Zadig : les nourritures terrestres

 

 

Zadig publie son huitième numéro et entame sa deuxième année d’existence en choisissant, dans le contexte actuel, de revenir à des choses essentielles. Comme l’écrit Éric Fottorino dans son éditorial : « Alors oui, parler des nourritures terrestres quand les nourritures spirituelles ont quelque chose de pourri, le détour nous a paru revigorant. Nécessaire même. » Ainsi s’annonce un dossier intitulé « Mieux manger » qui comprend des contributions très variées et des points de vues souvent originaux qui, comme une table de fête, regorge de plats et de friandises délectables.

 

Le dossier s’ouvre sur un entretien avec Gilles Fumey, spécialiste de géographie culturelle, qui commente les habitudes alimentaires de nos contemporains et les modifications de notre consommation. Il l’envisage comme quelque chose d’assez « brouillon », plein de contradictions. Il y démonte quelques idées reçues et une manière d’autosatisfaction hexagonale qui fera sans doute et sourire et grincer des dents. Sans tenir compte d’un ordre de dégustation, on recommandera le portrait de Pierre Moussaoui qui se passionne pour les plats issus de l’Antiquité (on notera l’effervescence éditoriale sur l’influence de cette période ces temps derniers), ainsi que l’intervention panoramique fort bien troussée de l’historien Patrick Rambourg qui étudie les traditions et les habitudes culinaires des Français depuis le Moyen Âge et de la manière dont ce patrimoine, ses représentations, se transmettent. Plus technique, l’analyse d’Hervé Le Bras, démographe bien connu de l’INED (on s’entretenait récemment avec Emmanuel Todd récemment), qui par l’étude statistique s’interroge sur les dynamiques des traditions culinaires territoriales.

 

On y trouvera beaucoup de choses, présentées avec soin et une iconographie variée, comme souvent lorsqu’il s’agit de revues qui frôlent la presse, et comme sur toutes les tables richement fournies on se délectera de certains mets et demeurera circonspect pour d’autres. C’est un peu comme ça avec les grands appétits ou les grandes faims ! On va un peu tous azimuts et la variété donne un peu le tournis. Alors, on picore, on fait comme les Français lorsqu’ils mangent,  on s’accommode des contradictions ou de ce qui n’est pas à notre goût – selon notre subjectivité les textes de Carole Martinez et Marie Desplechin ou certaines illustrations ou graphismes un peu envahissants… – et d’autres, au contraire , appétissants et qui promettent de belles nourritures à se mettre sous la dent.

 

Un long entretien avec Christiane Taubira, l’ancienne Garde des Sceaux, inaugure cette livraison : elle revient sur sa vie, son parcours, ses choix et en montre la cohérence politique et existentielle.
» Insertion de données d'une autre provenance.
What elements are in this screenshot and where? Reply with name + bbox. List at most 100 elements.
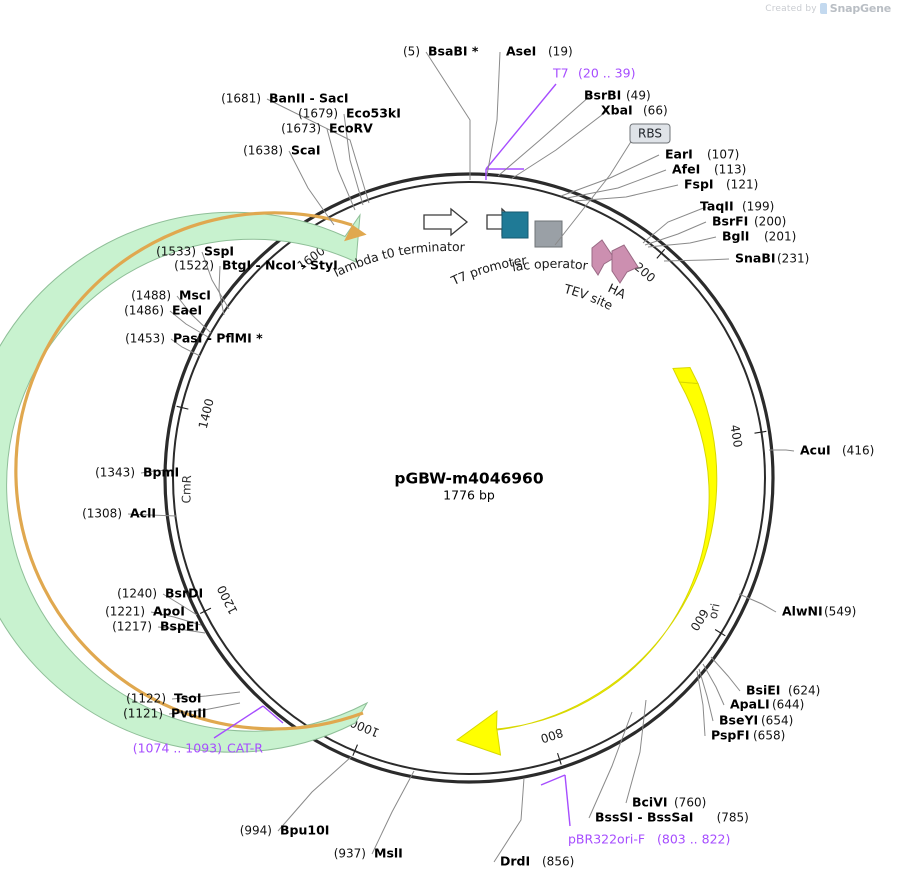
enzyme-site-acli[interactable]: (1308) AclI: [82, 506, 156, 521]
feature-tev-site-arrow: [591, 239, 615, 276]
enzyme-position-afei: (113): [714, 163, 746, 177]
enzyme-site-msli[interactable]: (937) MslI: [334, 846, 403, 861]
enzyme-site-taqii[interactable]: (199) TaqII: [700, 199, 774, 214]
enzyme-site-acui[interactable]: (416) AcuI: [800, 443, 874, 458]
enzyme-site-pspfi[interactable]: (658)PspFI: [711, 728, 785, 743]
leader-line-pasi-pflmi: [170, 338, 201, 357]
enzyme-site-bcivi[interactable]: (760) BciVI: [632, 795, 706, 810]
enzyme-name-pvuii: PvuII: [171, 706, 207, 721]
enzyme-name-tsoi: TsoI: [174, 691, 202, 706]
leader-line-pspfi: [696, 670, 706, 737]
tick-mark-800: [557, 752, 562, 765]
feature-lambda-t0-terminator-arrow: [423, 207, 469, 237]
enzyme-site-sspi[interactable]: (1533) SspI: [156, 244, 234, 259]
enzyme-position-sspi: (1533): [156, 245, 196, 259]
enzyme-site-scai[interactable]: (1638) ScaI: [243, 143, 320, 158]
enzyme-name-xbai: XbaI: [601, 103, 633, 118]
enzyme-site-bspei[interactable]: (1217) BspEI: [112, 619, 199, 634]
enzyme-name-sspi: SspI: [204, 244, 234, 259]
enzyme-position-bsrbi: (49): [626, 89, 651, 103]
feature-rbs-box: [534, 220, 563, 248]
enzyme-site-afei[interactable]: (113) AfeI: [672, 162, 746, 177]
enzyme-site-drdi[interactable]: (856) DrdI: [500, 854, 574, 869]
enzyme-site-bpmi[interactable]: (1343) BpmI: [95, 465, 179, 480]
enzyme-position-apoi: (1221): [105, 605, 145, 619]
enzyme-name-apali: ApaLI: [730, 697, 770, 712]
enzyme-position-bsrfi: (200): [754, 215, 786, 229]
enzyme-position-bseyi: (654): [761, 714, 793, 728]
enzyme-name-pasi-pflmi: PasI - PflMI *: [173, 331, 263, 346]
leader-line-bsrfi: [644, 221, 707, 246]
enzyme-position-ecorv: (1673): [281, 122, 321, 136]
enzyme-site-msci[interactable]: (1488) MscI: [131, 288, 211, 303]
enzyme-name-taqii: TaqII: [700, 199, 734, 214]
enzyme-site-bpu10i[interactable]: (994) Bpu10I: [240, 823, 330, 838]
enzyme-site-snabi[interactable]: (231)SnaBI: [735, 251, 809, 266]
tick-label-1400: 1400: [196, 397, 217, 430]
enzyme-site-bseyi[interactable]: (654)BseYI: [719, 713, 793, 728]
enzyme-position-bsiei: (624): [788, 684, 820, 698]
leader-line-bgli: [647, 236, 717, 248]
enzyme-position-drdi: (856): [542, 855, 574, 869]
tick-label-800: 800: [539, 725, 565, 745]
enzyme-name-eari: EarI: [665, 147, 693, 162]
enzyme-site-xbai[interactable]: (66) XbaI: [601, 103, 668, 118]
enzyme-site-pvuii[interactable]: (1121) PvuII: [123, 706, 206, 721]
enzyme-position-apali: (644): [772, 698, 804, 712]
enzyme-site-banii-saci[interactable]: (1681) BanII - SacI: [221, 91, 348, 106]
enzyme-name-bgli: BglI: [722, 229, 749, 244]
leader-line-apali: [702, 663, 725, 706]
enzyme-position-xbai: (66): [643, 104, 668, 118]
leader-line-ecorv: [326, 128, 356, 211]
enzyme-site-asei[interactable]: (19) AseI: [506, 44, 573, 59]
enzyme-position-bgli: (201): [764, 230, 796, 244]
enzyme-position-pasi-pflmi: (1453): [125, 332, 165, 346]
enzyme-name-afei: AfeI: [672, 162, 700, 177]
enzyme-name-drdi: DrdI: [500, 854, 530, 869]
enzyme-position-msci: (1488): [131, 289, 171, 303]
enzyme-site-bsrfi[interactable]: (200) BsrFI: [712, 214, 786, 229]
enzyme-site-eari[interactable]: (107) EarI: [665, 147, 739, 162]
primer-range-pbr322ori-f: (803 .. 822): [657, 832, 730, 847]
enzyme-site-apali[interactable]: (644)ApaLI: [730, 697, 804, 712]
enzyme-name-bseyi: BseYI: [719, 713, 758, 728]
enzyme-position-taqii: (199): [742, 200, 774, 214]
tick-mark-200: [656, 248, 666, 259]
enzyme-site-bsrdi[interactable]: (1240) BsrDI: [117, 586, 203, 601]
enzyme-site-pasi-pflmi[interactable]: (1453) PasI - PflMI *: [125, 331, 263, 346]
enzyme-name-asei: AseI: [506, 44, 536, 59]
enzyme-site-alwni[interactable]: (549)AlwNI: [782, 604, 856, 619]
enzyme-site-btgi-ncoi-styi[interactable]: (1522) BtgI - NcoI - StyI: [174, 258, 338, 273]
enzyme-position-asei: (19): [548, 45, 573, 59]
enzyme-site-bsiei[interactable]: (624) BsiEI: [746, 683, 820, 698]
enzyme-site-fspi[interactable]: (121) FspI: [684, 177, 758, 192]
tick-label-400: 400: [728, 424, 745, 449]
enzyme-site-apoi[interactable]: (1221) ApoI: [105, 604, 185, 619]
enzyme-name-bspei: BspEI: [160, 619, 199, 634]
enzyme-site-bsssi-bsssai[interactable]: (785) BssSI - BssSaI: [595, 810, 749, 825]
enzyme-position-scai: (1638): [243, 144, 283, 158]
rbs-callout: RBS: [554, 123, 671, 246]
leader-line-drdi: [493, 777, 525, 863]
enzyme-position-bcivi: (760): [674, 796, 706, 810]
enzyme-site-bsabi[interactable]: (5) BsaBI *: [403, 44, 479, 59]
enzyme-position-eco53ki: (1679): [298, 107, 338, 121]
enzyme-position-alwni: (549): [824, 605, 856, 619]
enzyme-position-btgi-ncoi-styi: (1522): [174, 259, 214, 273]
enzyme-site-eaei[interactable]: (1486) EaeI: [124, 303, 202, 318]
enzyme-site-bgli[interactable]: (201) BglI: [722, 229, 796, 244]
leader-line-eaei: [169, 310, 209, 338]
feature-ha-arrow: [611, 244, 639, 284]
enzyme-site-bsrbi[interactable]: (49) BsrBI: [584, 88, 651, 103]
primer-label-pbr322ori-f: pBR322ori-F: [568, 832, 645, 847]
leader-line-banii-saci: [266, 98, 370, 204]
leader-line-afei: [566, 169, 667, 199]
enzyme-site-tsoi[interactable]: (1122) TsoI: [126, 691, 201, 706]
feature-ori: [455, 366, 718, 756]
enzyme-position-eari: (107): [707, 148, 739, 162]
enzyme-site-ecorv[interactable]: (1673) EcoRV: [281, 121, 373, 136]
enzyme-leader-lines: [127, 51, 795, 863]
enzyme-name-bsrbi: BsrBI: [584, 88, 621, 103]
enzyme-site-eco53ki[interactable]: (1679) Eco53kI: [298, 106, 401, 121]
On y découvre son parcours de jeunesse, ses emportements, son arrivée en France, la manière dont elle réinvente son identité, sa place dans la société française, les écrivains avec qui elle vit. On y perçoit une filiation intellectuelle et morale qui s’incarne, avec plus ou moins de bonheur, dans l’action politique sur laquelle elle revient dans un second temps. Portait attachant, voix exigeante, on y reconnaît un personnage public très inscrit dans une tradition progressiste française qui aide dans les moments compliqués que nous vivons aujourd’hui.

 

On lira avec intérêt les contributions de la romancière Cécile Coulon que de très belles images accompagnent, l’excellent reportage d’Anne Nivat sur une communauté tchétchène après l’assassinat de Samuel Paty ou bien encore la lecture de Ludivine Bantigny d’un livre d’Alain Dewerpe sur le drame de Charonne en 1962 ou les textes faits diversiers de Régis Jauffret classés par départements… Alors oui, ces nourritures terrestres, qu’elles enchantent nos palais ou nous l’agacent, témoignent d’une énergie assez plaisante et permettent quelques pauses bienvenues dans le chaos hystérisé actuel de l’information.